Chicago, Illinois
Building, Breaking, Rebuilding
The following history of Chicago is text from chicago.gov. View their website for more information on the city that inspired so much of Carl Sandburg's poetry.

"It is hopeless for the occasional visitor to try to keep up with Chicago.
She outgrows his prophecies faster than he can make them.
She is always a novelty; for she is never the Chicago you saw when you passed through the last time."
Mark Twain – 1883
Chicago was only 46 years old when Mark Twain wrote those words, but it had already grown more than 100-fold, from a small trading post at the mouth of the Chicago River into one of the nation’s largest cities, and it wasn’t about to stop. Over the next 20 years, it would quadruple in population, amazing the rest of the world with its ability to repeatedly reinvent itself.
And it still hasn’t stopped.
Chicago continues to be a place that many people from diverse backgrounds call home. Before it was a city, it was the home to numerous indigenous peoples, a legacy which continues to frame our relationship with the city, the land, and the environment.

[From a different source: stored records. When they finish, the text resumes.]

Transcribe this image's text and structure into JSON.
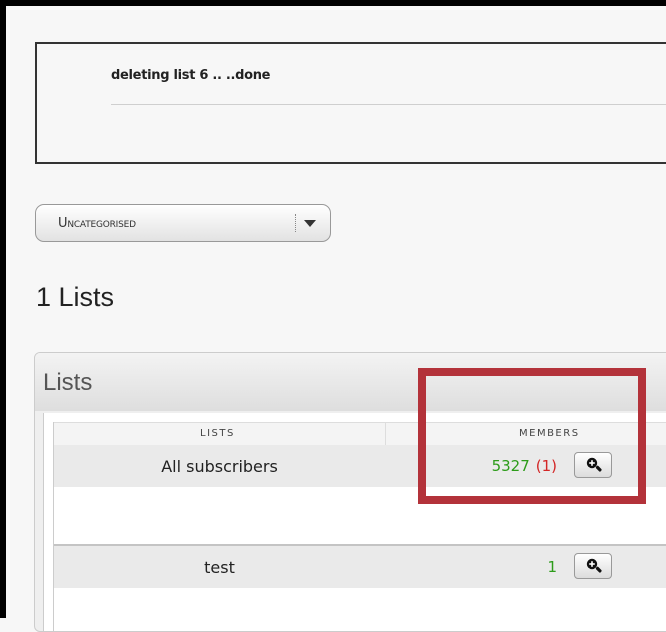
{
  "message": {
    "text": "deleting list 6 .. ..done"
  },
  "category_select": {
    "selected": "Uncategorised"
  },
  "list_count_heading": "1 Lists",
  "lists_panel": {
    "title": "Lists",
    "columns": {
      "lists": "LISTS",
      "members": "MEMBERS"
    },
    "rows": [
      {
        "name": "All subscribers",
        "members": "5327",
        "unconfirmed": "(1)"
      },
      {
        "name": "test",
        "members": "1",
        "unconfirmed": ""
      }
    ]
  },
  "icons": {
    "zoom": "zoom-in-magnifier-icon",
    "dropdown": "chevron-down-icon"
  },
  "colors": {
    "members_count": "#2d9c1a",
    "unconfirmed_count": "#d32626",
    "highlight_box": "#b3323a"
  }
}
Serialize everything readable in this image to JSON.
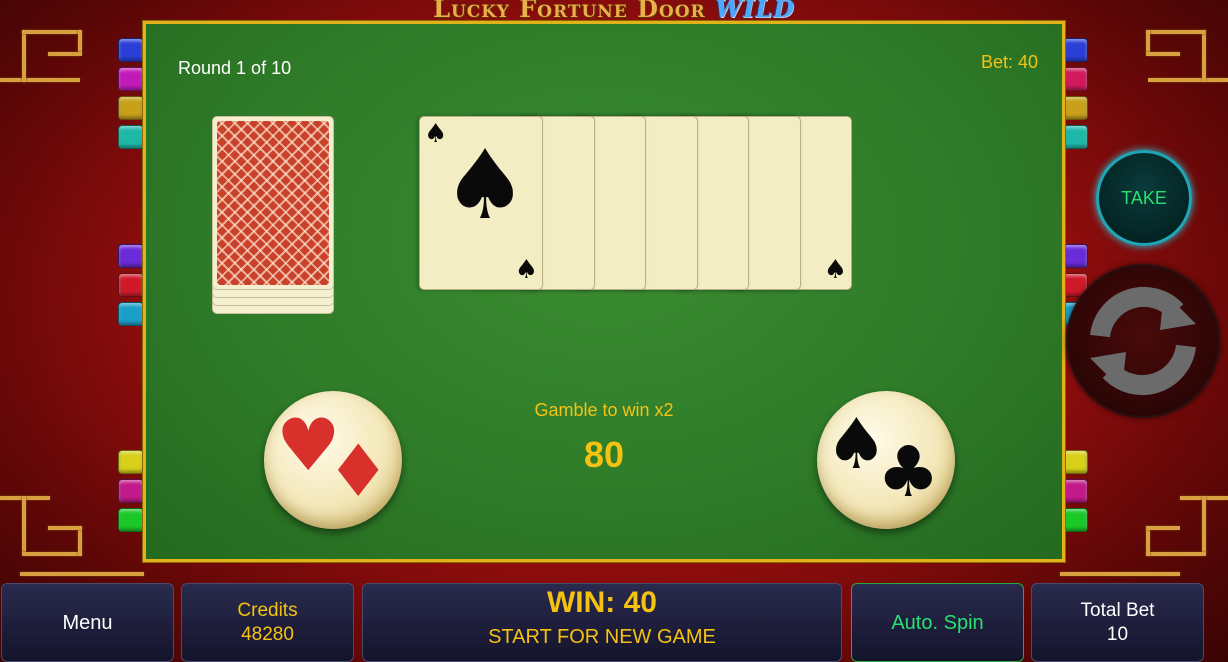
{
  "game": {
    "title_main": "Lucky Fortune Door",
    "title_wild": "WILD"
  },
  "gamble": {
    "round_text": "Round 1 of 10",
    "bet_text": "Bet: 40",
    "label": "Gamble to win x2",
    "value": "80"
  },
  "cards": [
    {
      "suit": "♠",
      "color": "black"
    },
    {
      "suit": "♥",
      "color": "red"
    },
    {
      "suit": "♠",
      "color": "black"
    },
    {
      "suit": "♦",
      "color": "red"
    },
    {
      "suit": "♦",
      "color": "red"
    },
    {
      "suit": "♣",
      "color": "black"
    },
    {
      "suit": "♠",
      "color": "black"
    }
  ],
  "controls": {
    "take_label": "TAKE",
    "red_choice_icons": [
      "♥",
      "♦"
    ],
    "black_choice_icons": [
      "♠",
      "♣"
    ]
  },
  "bottom_bar": {
    "menu_label": "Menu",
    "credits_label": "Credits",
    "credits_value": "48280",
    "win_text": "WIN: 40",
    "status_text": "START FOR NEW GAME",
    "autospin_label": "Auto. Spin",
    "total_bet_label": "Total Bet",
    "total_bet_value": "10"
  },
  "colors": {
    "felt": "#2e7a28",
    "gold": "#f5c211",
    "take_text": "#28e070"
  }
}
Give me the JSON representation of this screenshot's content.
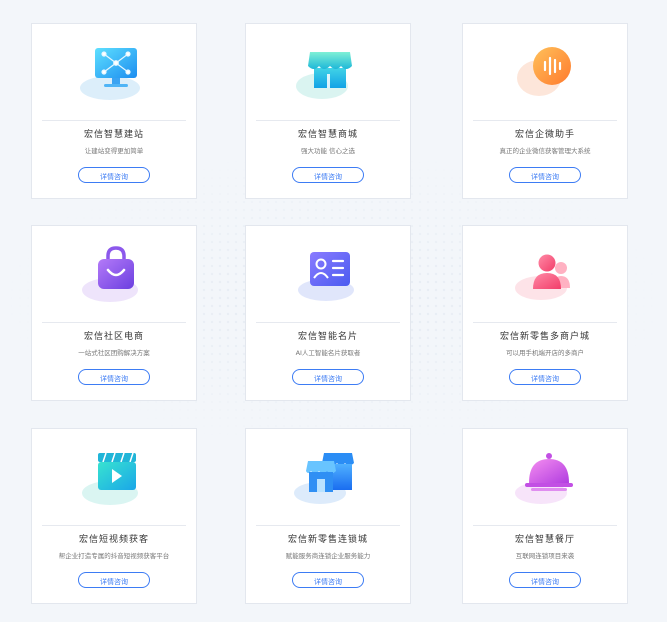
{
  "cards": [
    {
      "title": "宏信智慧建站",
      "desc": "让建站变得更加简单",
      "button": "详情咨询"
    },
    {
      "title": "宏信智慧商城",
      "desc": "强大功能 信心之选",
      "button": "详情咨询"
    },
    {
      "title": "宏信企微助手",
      "desc": "真正的企业微信获客管理大系统",
      "button": "详情咨询"
    },
    {
      "title": "宏信社区电商",
      "desc": "一站式社区团购解决方案",
      "button": "详情咨询"
    },
    {
      "title": "宏信智能名片",
      "desc": "AI人工智能名片获取者",
      "button": "详情咨询"
    },
    {
      "title": "宏信新零售多商户城",
      "desc": "可以用手机端开店的多商户",
      "button": "详情咨询"
    },
    {
      "title": "宏信短视频获客",
      "desc": "帮企业打造专属的抖音短视频获客平台",
      "button": "详情咨询"
    },
    {
      "title": "宏信新零售连锁城",
      "desc": "赋能服务商连锁企业服务能力",
      "button": "详情咨询"
    },
    {
      "title": "宏信智慧餐厅",
      "desc": "互联网连锁项目来袭",
      "button": "详情咨询"
    }
  ],
  "icons": [
    "monitor-network-icon",
    "storefront-icon",
    "chat-voice-icon",
    "shopping-bag-icon",
    "business-card-icon",
    "user-group-icon",
    "video-play-icon",
    "chain-store-icon",
    "food-cloche-icon"
  ]
}
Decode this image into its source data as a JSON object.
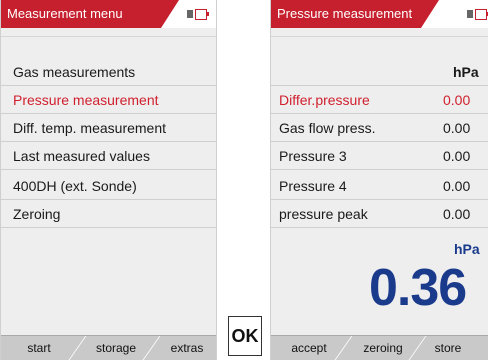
{
  "left_screen": {
    "title": "Measurement menu",
    "menu_items": [
      {
        "label": "Gas measurements"
      },
      {
        "label": "Pressure measurement",
        "selected": true
      },
      {
        "label": "Diff. temp. measurement"
      },
      {
        "label": "Last measured values"
      },
      {
        "label": "400DH (ext. Sonde)"
      },
      {
        "label": "Zeroing"
      }
    ],
    "softkeys": [
      "start",
      "storage",
      "extras"
    ]
  },
  "ok_button": "OK",
  "right_screen": {
    "title": "Pressure measurement",
    "unit_header": "hPa",
    "rows": [
      {
        "label": "Differ.pressure",
        "value": "0.00",
        "selected": true
      },
      {
        "label": "Gas flow press.",
        "value": "0.00"
      },
      {
        "label": "Pressure 3",
        "value": "0.00"
      },
      {
        "label": "Pressure 4",
        "value": "0.00"
      },
      {
        "label": "pressure peak",
        "value": "0.00"
      }
    ],
    "big_unit": "hPa",
    "big_value": "0.36",
    "softkeys": [
      "accept",
      "zeroing",
      "store"
    ]
  },
  "colors": {
    "title_bar": "#c61f2e",
    "selected_text": "#d0202e",
    "big_value": "#1a3a8c",
    "softkey_bar": "#c9c9c9"
  }
}
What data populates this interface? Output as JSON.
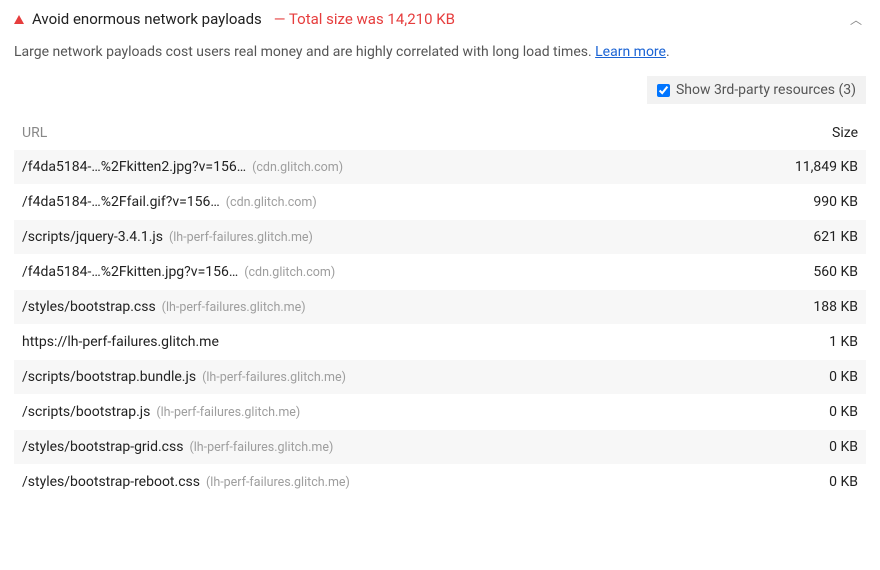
{
  "audit": {
    "title": "Avoid enormous network payloads",
    "subtitle": "— Total size was 14,210 KB",
    "description": "Large network payloads cost users real money and are highly correlated with long load times. ",
    "learn_more": "Learn more",
    "period": "."
  },
  "toggle": {
    "label": "Show 3rd-party resources (3)",
    "checked": true
  },
  "columns": {
    "url": "URL",
    "size": "Size"
  },
  "rows": [
    {
      "url": "/f4da5184-…%2Fkitten2.jpg?v=156…",
      "host": "(cdn.glitch.com)",
      "size": "11,849 KB"
    },
    {
      "url": "/f4da5184-…%2Ffail.gif?v=156…",
      "host": "(cdn.glitch.com)",
      "size": "990 KB"
    },
    {
      "url": "/scripts/jquery-3.4.1.js",
      "host": "(lh-perf-failures.glitch.me)",
      "size": "621 KB"
    },
    {
      "url": "/f4da5184-…%2Fkitten.jpg?v=156…",
      "host": "(cdn.glitch.com)",
      "size": "560 KB"
    },
    {
      "url": "/styles/bootstrap.css",
      "host": "(lh-perf-failures.glitch.me)",
      "size": "188 KB"
    },
    {
      "url": "https://lh-perf-failures.glitch.me",
      "host": "",
      "size": "1 KB"
    },
    {
      "url": "/scripts/bootstrap.bundle.js",
      "host": "(lh-perf-failures.glitch.me)",
      "size": "0 KB"
    },
    {
      "url": "/scripts/bootstrap.js",
      "host": "(lh-perf-failures.glitch.me)",
      "size": "0 KB"
    },
    {
      "url": "/styles/bootstrap-grid.css",
      "host": "(lh-perf-failures.glitch.me)",
      "size": "0 KB"
    },
    {
      "url": "/styles/bootstrap-reboot.css",
      "host": "(lh-perf-failures.glitch.me)",
      "size": "0 KB"
    }
  ]
}
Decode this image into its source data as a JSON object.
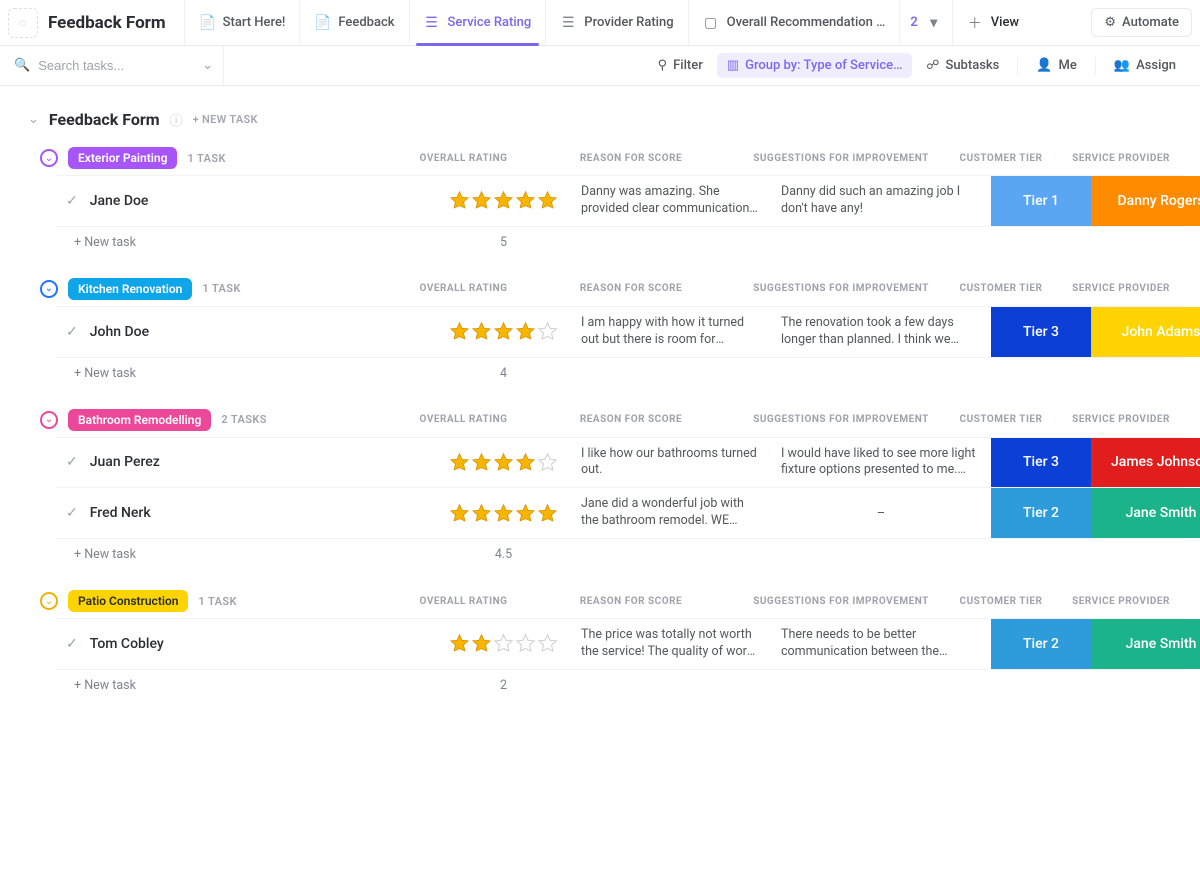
{
  "app": {
    "title": "Feedback Form"
  },
  "tabs": [
    {
      "label": "Start Here!"
    },
    {
      "label": "Feedback"
    },
    {
      "label": "Service Rating",
      "active": true
    },
    {
      "label": "Provider Rating"
    },
    {
      "label": "Overall Recommendation …"
    }
  ],
  "tabs_more_count": "2",
  "add_view_label": "View",
  "automate_label": "Automate",
  "search": {
    "placeholder": "Search tasks..."
  },
  "toolbar": {
    "filter": "Filter",
    "group_by": "Group by: Type of Service…",
    "subtasks": "Subtasks",
    "me": "Me",
    "assignee": "Assign"
  },
  "board": {
    "title": "Feedback Form",
    "new_task_hdr": "+ NEW TASK"
  },
  "columns": {
    "rating": "OVERALL RATING",
    "reason": "REASON FOR SCORE",
    "suggest": "SUGGESTIONS FOR IMPROVEMENT",
    "tier": "CUSTOMER TIER",
    "provider": "SERVICE PROVIDER"
  },
  "new_task_label": "+ New task",
  "groups": [
    {
      "id": "exterior",
      "chip": "Exterior Painting",
      "chip_bg": "#a855f7",
      "circle_cls": "clr-purple-border",
      "count": "1 TASK",
      "footer_avg": "5",
      "rows": [
        {
          "name": "Jane Doe",
          "stars": 5,
          "reason": "Danny was amazing. She provided clear communication of time…",
          "suggest": "Danny did such an amazing job I don't have any!",
          "tier": {
            "label": "Tier 1",
            "bg": "#5aa6f2"
          },
          "provider": {
            "label": "Danny Rogers",
            "bg": "#ff8c00"
          }
        }
      ]
    },
    {
      "id": "kitchen",
      "chip": "Kitchen Renovation",
      "chip_bg": "#0ea5e9",
      "circle_cls": "clr-blue-border",
      "count": "1 TASK",
      "footer_avg": "4",
      "rows": [
        {
          "name": "John Doe",
          "stars": 4,
          "reason": "I am happy with how it turned out but there is room for improvement",
          "suggest": "The renovation took a few days longer than planned. I think we could have finished on …",
          "tier": {
            "label": "Tier 3",
            "bg": "#0b3fd6"
          },
          "provider": {
            "label": "John Adams",
            "bg": "#fdd401"
          }
        }
      ]
    },
    {
      "id": "bathroom",
      "chip": "Bathroom Remodelling",
      "chip_bg": "#ec4899",
      "circle_cls": "clr-pink-border",
      "count": "2 TASKS",
      "footer_avg": "4.5",
      "rows": [
        {
          "name": "Juan Perez",
          "stars": 4,
          "reason": "I like how our bathrooms turned out.",
          "suggest": "I would have liked to see more light fixture options presented to me. The options provided…",
          "tier": {
            "label": "Tier 3",
            "bg": "#0b3fd6"
          },
          "provider": {
            "label": "James Johnson",
            "bg": "#e11d1d"
          }
        },
        {
          "name": "Fred Nerk",
          "stars": 5,
          "reason": "Jane did a wonderful job with the bathroom remodel. WE LOVE IT!",
          "suggest": "–",
          "tier": {
            "label": "Tier 2",
            "bg": "#2e9cdb"
          },
          "provider": {
            "label": "Jane Smith",
            "bg": "#1bb38a"
          }
        }
      ]
    },
    {
      "id": "patio",
      "chip": "Patio Construction",
      "chip_bg": "#fdd401",
      "chip_fg": "#2a2e34",
      "circle_cls": "clr-yellow-border",
      "count": "1 TASK",
      "footer_avg": "2",
      "rows": [
        {
          "name": "Tom Cobley",
          "stars": 2,
          "reason": "The price was totally not worth the service! The quality of work …",
          "suggest": "There needs to be better communication between the designer and the people doing the…",
          "tier": {
            "label": "Tier 2",
            "bg": "#2e9cdb"
          },
          "provider": {
            "label": "Jane Smith",
            "bg": "#1bb38a"
          }
        }
      ]
    }
  ]
}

Today, Chicago has become a global city, a thriving center of international trade and commerce, and a place where people of every nationality and background come to pursue the American dream.
A Trading Center
Incorporated as a city in 1837, Chicago was ideally situated to take advantage of the trading possibilities created by the nation’s westward expansion. The completion of the Illinois & Michigan Canal in 1848 created a water link between the Great Lakes and the Mississippi River, but the canal was soon rendered obsolete by railroads. Today, 50 percent of U.S. rail freight continues to pass through Chicago, even as the city has become the nation’s busiest aviation center, thanks to O’Hare and Midway International airports.
The Great Fire of 1871
As Chicago grew, its residents took heroic measures to keep pace. In the 1850s, they raised many of the streets five to eight feet to install a sewer system – and then raised the buildings, as well. Unfortunately, the buildings, streets and sidewalks were made of wood, and most of them burned to the ground in the Great Chicago Fire of 1871. The Chicago Fire Department training academy at 558 W. DeKoven St. is on the site of the O’Leary property where the fire began. The Chicago Water Tower and Pumping Station at Michigan and Chicago avenues are among the few buildings to have survived the fire.
The White City
Chicago rebuilt quickly. Much of the debris was dumped into Lake Michigan as landfill, forming the underpinnings for what is now Grant Park, Millennium Park and the Art Institute of Chicago. Only 22 years later, Chicago celebrated its comeback by holding the World’s Columbian Exposition of 1893, with its memorable “White City.” One of the Exposition buildings was rebuilt to become the Museum of Science and Industry. Chicago refused to be discouraged even by the Great Depression. In 1933 and 1934, the city held an equally successful Century of Progress Exposition on Northerly Island.